Based on the information you've provided, the only difference on the scale of ~40 cycles that I can think of for this code is that following the pointer inside getName() is typically going to L3 (assuming a modern Intel core). If you simply duplicate the code inside START_TIMER and STOP_TIMER (and make sure the compiler doesn't de-duplicate it; e.g. pull it out into a noinline function), how much does the performance change?

escha added a comment.Oct 5 2015, 5:39 PM

This isn't merely a micro-optimization as I've discovered; it's actually (from some perspective) a bugfix. We use *both methods* of checking whether something is an intrinsic at various points in LLVM, inconsistently; if you believe checking the prefix is the correct method, we should change the places that rely on the ID to use that instead.

escha abandoned this revision.Oct 5 2015, 5:40 PM

Since people don't seem to be particularly interested in fixing broken+inconsistent behavior and believe performing string comparisons is a reasonable and performant way of checking class membership, I'm not going to bother with this.

silvas added a comment.Oct 5 2015, 6:27 PM

The inconsistency is clearly troubling and is worth fixing. This review may
have gotten off to a bad start by focusing on the performance aspect. Any
time correctness and performance get mixed into the same discussion this
sort of thing tends to happen.

(also, I don't think anybody is really advocating the use of string
comparisons)

@vedant: do you know if it is important for compatibility for us to use
strings in the tests Fiona pointed out? Can we just switch those tests to
use a real intrinsic?

  • Sean Silva

I recommend that you un-abandon this, and I'd like to hear Philip's opinion here. As I recall, he's spent some time looking at the time spent in string-matching related to intrinsics.

Could you please post this with full context, however?

reames edited edge metadata.Oct 8 2015, 2:07 PM
reames added a subscriber: reames.

My opinion is that a name does not an intrinsic make. Unless someone
has an existing use case which requires the ability to implicitly add
intrinsics, I would suggest we do the following:

  • Add a rule to the verifier that explicitly requires any function with

an @llvm prefix to have a known intrinsic ID. It should be an error to
use an @llvm. prefix for anything which is not a well known intrinsic.

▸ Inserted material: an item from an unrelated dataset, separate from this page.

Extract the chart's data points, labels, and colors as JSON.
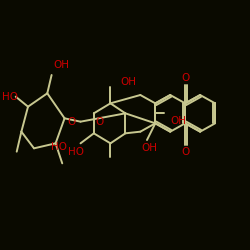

  • All of the tests which are using an unknown intrinsic are modified to

use @llvm.do_nothing which exists exactly for this purpose.

Once those two steps are done, making isIntrinsic check the intrinsic ID
seems entirely reasonable to me.

p.s. Is there any reason that recalculateIntrinsicID needs to be
public? I don't see an obvious one.

p.p.s. I would also be interested in seeing the code generated for the
current comparison. We should be able to emit fast code for that, but
it's an entirely separate issue from what we do in terms of defining
intrinsics. Doing a string check just isn't needed here.

Philip

vsk added a subscriber: vsk.Oct 8 2015, 4:32 PM

+1 to both of Philip's suggestions.

For backwards compatibility, we should add logic to BitcodeReader that upgrades bogus intrinsics to llvm.do_nothing(). I think llvm::UpgradeIntrinsicCall() exists for this purpose.

(Sean, sorry I missed this earlier.)